On 2017-10-17 10:56, Stefan Ram wrote:
> In several cases of UB, one also could imagine a
> hypothetical language, where the behavior would be merely
> implementation specified.
>
> For example, the division by 0 is undefined behavior, but it
> could as well have been defined to be implementation
> specified.
>
> What are the reasons one sometimes prefers undefined
> behavior to implementation-specified behavior?
Whenever the behavior is unspecified, the standard is supposed to, at
least implicitly, provide a set of different possible behaviors to
choose from. The main reason for preferring undefined behaviour is when
the range of possible behaviors gets too big and complicated to describe
correctly.
Example: overwriting the end of an array. On most systems, there's three
main possibilities. Such overwrites might end up writing to protected
memory, causing your program to abort(). That's not particularly
problematic to describe. An unlikely possibility is that it will simply
be a no-op, also easy to describe. However, if memory protection is not
triggered, such attempts will generally cause an arbitrary piece of
memory to be filled in with a representation of the value you provided.

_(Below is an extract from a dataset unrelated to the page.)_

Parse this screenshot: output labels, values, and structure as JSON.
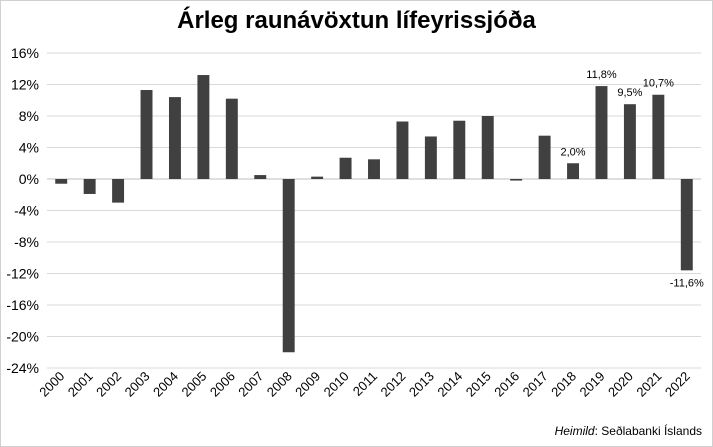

That piece of memory might or might not be currently in use by some
other part of your program, or by some other program. However, that
can't be used as the description of the behavior. That description must
be in terms of what actually happens as a result of that write. What
will happen depends upon how that piece of memory is being used. For
instance, it might contain the code address that the current function
will jump to when it exits, in which case the function will jump to a
location that depends upon what you wrote to that piece of memory. Or it
might contain one of the other variables in your program, causing that
variable to unexpectedly change value. Or it might contain errno, or
argv[0]. Listing all of the possible consequences of writing to an
arbitrary location in memory is simply impossible. The easiest thing
that covers all of those possibilities is "undefined behavior".